Ces gens qui ne disent jamais bonjour!

Aurélia Demarlier

Les gens sont-ils sourds ou malpolis ? Ils ne répondent jamais à mes « bonjour ».

S’ils ne sont pas malpolis, alors il faut conclure qu’une épidémie de surdité est en train de frapper la population. Le problème est grave. Il serait temps d’alerter les autorités, qu’on organise des tests de dépistage et, pourquoi pas, qu’on commence à enseigner le langage des signes dans les écoles. Car le fléau gagne du terrain. Il y a quelques années encore, je glanais des « bonjour » sans trop de difficultés. A l’heure actuelle, un promeneur sur deux garde les lèvres serrées. La moitié de la population aurait-elle l’ouïe défaillante ?

Il est toujours difficile de savoir comment réagir lorsque, après avoir prononcé un bonjour au prix d’un effort surhumain, vous récoltez… un grand vide ! Personnellement, j’ai la fâcheuse manie de punir le passant suivant – qui n’est pourtant pas forcément aussi malpoli (sourd ?) que le précédent. Le pauvre ! il cherche sur mes lèvres, dans mon regard, un signe chaleureux l’autorisant à m’adresser son bonjour – ou il ne cherche pas, je ne saurais le dire puisque je garde les yeux rivés au sol, prenant exemple sur le précédent passant – et je lui offre la plus parfaite indifférence. L’impolitesse serait-elle contagieuse ? Les impolis que l’on rencontre ne seraient-ils que des « désenchantés du bonjour » qui après avoir croisé trop de sourds sur leur chemin, ont décidé de leur rendre la pareille ? Et tant pis si, à l’occasion, quelqu’un leur adresse un inattendu bonjour ! ils ne vont pas rompre leur vœu de silence pour autant. L’impolitesse ne privilégie personne.

Il existe différents façons de « soigner » un passant sourd (malpoli ?).

Je les ai testées pour vous :

1) Réitérer son bonjour. Résultat : Si le passant est sourd, cela lui permet enfin de vous entendre et de vous saluer à son tour. Si le passant est malpoli, l’effet peut aussi être miraculeux car les impolis n’aiment pas qu’on pointe leur impolitesse du doigt. Il se peut que votre second bonjour rencontre un écho, l’impoli cherchant à démentir son impolitesse et à vous faire croire que vous n’aviez pas parlé suffisamment fort la première fois. Malheureusement, certains impolis aiment feindre la totale surdité. Inutile donc d’insister avec ceux-là car plus vous crierez BOON-JOUURRR !! plus ils presseront le pas et c’est vous qui passerez pour l’impoli.
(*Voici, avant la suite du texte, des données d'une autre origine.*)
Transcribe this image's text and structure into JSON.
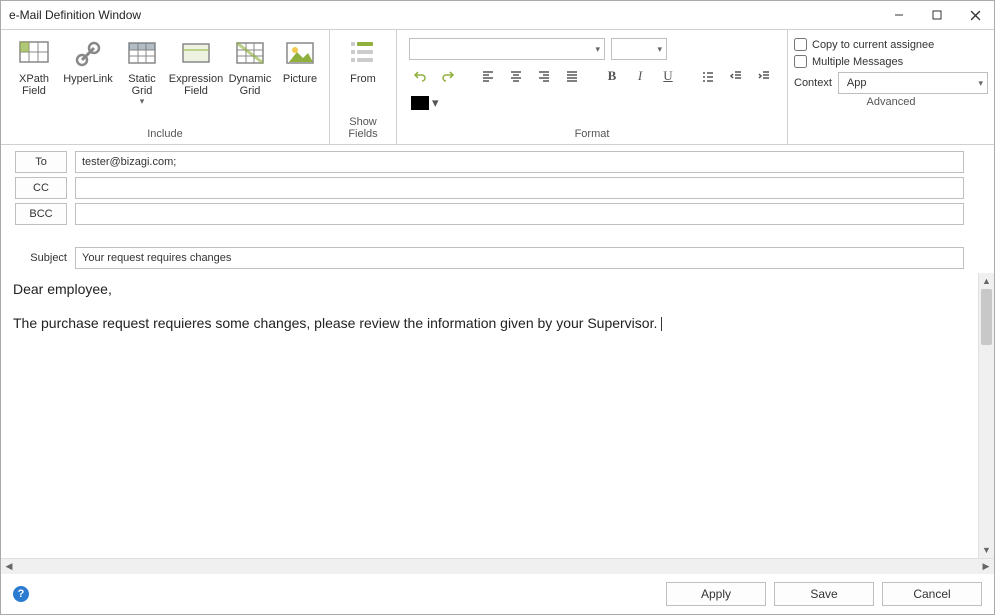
{
  "window": {
    "title": "e-Mail Definition Window"
  },
  "ribbon": {
    "include": {
      "label": "Include",
      "xpath": "XPath Field",
      "hyperlink": "HyperLink",
      "staticgrid": "Static Grid",
      "exprfield": "Expression Field",
      "dyngrid": "Dynamic Grid",
      "picture": "Picture"
    },
    "showfields": {
      "label": "Show Fields",
      "from": "From"
    },
    "format": {
      "label": "Format"
    },
    "advanced": {
      "label": "Advanced",
      "copy": "Copy to current assignee",
      "multiple": "Multiple Messages",
      "contextLabel": "Context",
      "contextValue": "App"
    }
  },
  "fields": {
    "to": {
      "label": "To",
      "value": "tester@bizagi.com;"
    },
    "cc": {
      "label": "CC",
      "value": ""
    },
    "bcc": {
      "label": "BCC",
      "value": ""
    },
    "subject": {
      "label": "Subject",
      "value": "Your request requires changes"
    }
  },
  "body": {
    "line1": "Dear employee,",
    "line2": "The purchase request requieres some changes, please review the information given by your Supervisor."
  },
  "footer": {
    "apply": "Apply",
    "save": "Save",
    "cancel": "Cancel"
  }
}
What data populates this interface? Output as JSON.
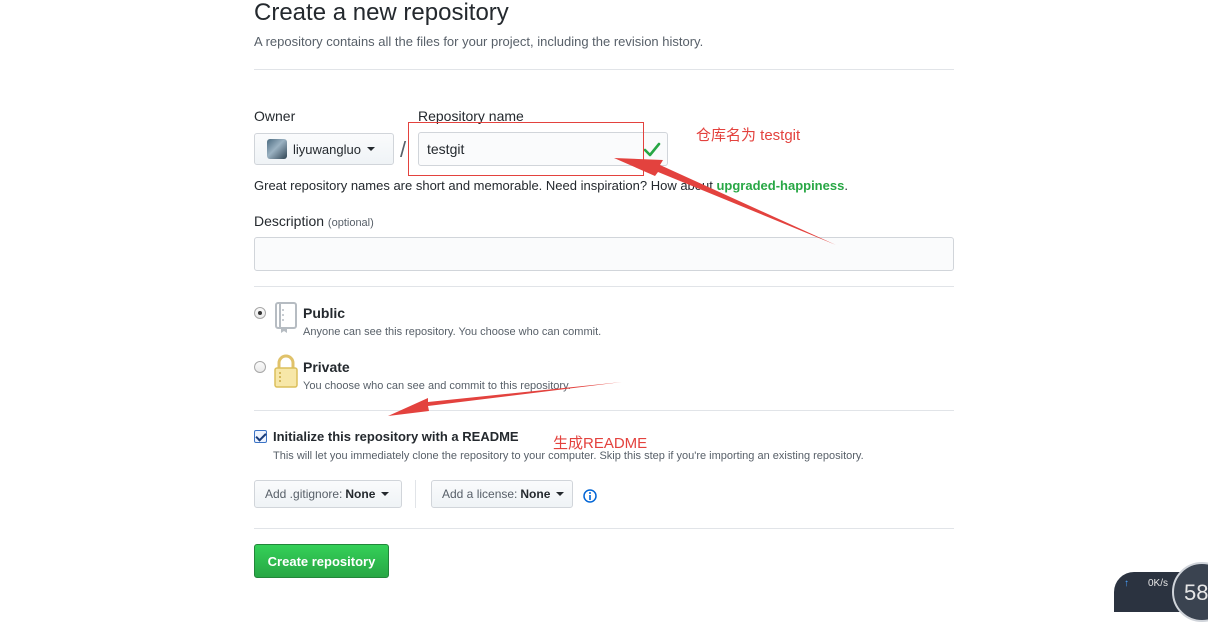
{
  "header": {
    "title": "Create a new repository",
    "subtitle": "A repository contains all the files for your project, including the revision history."
  },
  "owner": {
    "label": "Owner",
    "value": "liyuwangluo"
  },
  "repo": {
    "label": "Repository name",
    "value": "testgit",
    "separator": "/"
  },
  "hint": {
    "text": "Great repository names are short and memorable. Need inspiration? How about ",
    "suggestion": "upgraded-happiness",
    "end": "."
  },
  "description": {
    "label": "Description",
    "optional": "(optional)",
    "value": ""
  },
  "visibility": {
    "selected": "public",
    "public_title": "Public",
    "public_desc": "Anyone can see this repository. You choose who can commit.",
    "private_title": "Private",
    "private_desc": "You choose who can see and commit to this repository."
  },
  "readme": {
    "checked": true,
    "label": "Initialize this repository with a README",
    "desc": "This will let you immediately clone the repository to your computer. Skip this step if you're importing an existing repository."
  },
  "gitignore": {
    "label": "Add .gitignore:",
    "value": "None"
  },
  "license": {
    "label": "Add a license:",
    "value": "None"
  },
  "create_button": "Create repository",
  "annotations": {
    "repo_name_note": "仓库名为 testgit",
    "readme_note": "生成README",
    "color": "#e3423e"
  },
  "speed_widget": {
    "rate": "0K/s",
    "number": "58"
  },
  "colors": {
    "primary_button": "#28a745",
    "suggestion": "#28a745",
    "annotation": "#e3423e"
  }
}
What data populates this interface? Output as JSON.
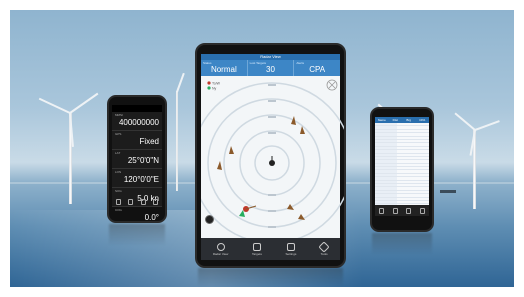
{
  "tablet": {
    "title": "Radar View",
    "stats": [
      {
        "label": "Status",
        "value": "Normal"
      },
      {
        "label": "Lost Targets",
        "value": "30"
      },
      {
        "label": "Alerts",
        "value": "CPA"
      }
    ],
    "legend": [
      {
        "label": "To/W",
        "color": "#c0392b"
      },
      {
        "label": "Ny",
        "color": "#27ae60"
      }
    ],
    "nav": [
      {
        "label": "Radar View",
        "icon": "radar-icon"
      },
      {
        "label": "Targets",
        "icon": "list-icon"
      },
      {
        "label": "Settings",
        "icon": "chart-icon"
      },
      {
        "label": "Tools",
        "icon": "wrench-icon"
      }
    ]
  },
  "left_phone": {
    "rows": [
      {
        "label": "MMSI",
        "value": "400000000"
      },
      {
        "label": "GPS",
        "value": "Fixed"
      },
      {
        "label": "LAT",
        "value": "25°0'0\"N"
      },
      {
        "label": "LON",
        "value": "120°0'0\"E"
      },
      {
        "label": "SOG",
        "value": "5.0 kn"
      },
      {
        "label": "COG",
        "value": "0.0°"
      }
    ]
  },
  "right_phone": {
    "headers": [
      "Name",
      "Dist",
      "Brg",
      "CPA"
    ],
    "row_count": 28
  },
  "colors": {
    "accent": "#3d86c6",
    "radar_ring": "#cfd9e1",
    "target": "#8b5a2b"
  }
}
2) Interpeller l’impoli/sourd avec un autre mot que « bonjour ! » puisque ce mot-là semble susciter en lui autant de réaction que le nombre de fourmis écrasées sous sa chaussure. « Ça vous tuerait de me répondre ? » « Vous avez été éduqué par des ours ? » « Vous avez avalé un caillou ? » comptent parmi les différentes possibilités. A vous d’en trouver d’autres au gré de votre humeur. L’ironie est fortement recommandée. Merci à vous ! C’est très gentil de me saluer ! En revanche, évitez les jurons ou les agressions physiques.  Il n’en vaut pas la peine… Et puis peut-être est-il vraiment sourd, qu’en savez-vous ?...

3) Se résigner, lui trouver des excuses. Il/elle ne vous a pas dit bonjour, tant pis. Après tout, vous ne le connaissez ni d’Eve ni d’Adam. Et puis ce n’est peut-être pas un « bon jour » pour lui. Peut-être vous aurait-il répondu si vous lui aviez dit « Mauvais jour, n’est-ce pas ? » Mais inutile de remuer le couteau dans la plaie. Chacun a ses besoins de solitude… Laissez-le tranquille. Économisez votre salive, gardez-la pour dire « je t’aime » à vos proches ou à toute personne susceptible de vous entendre.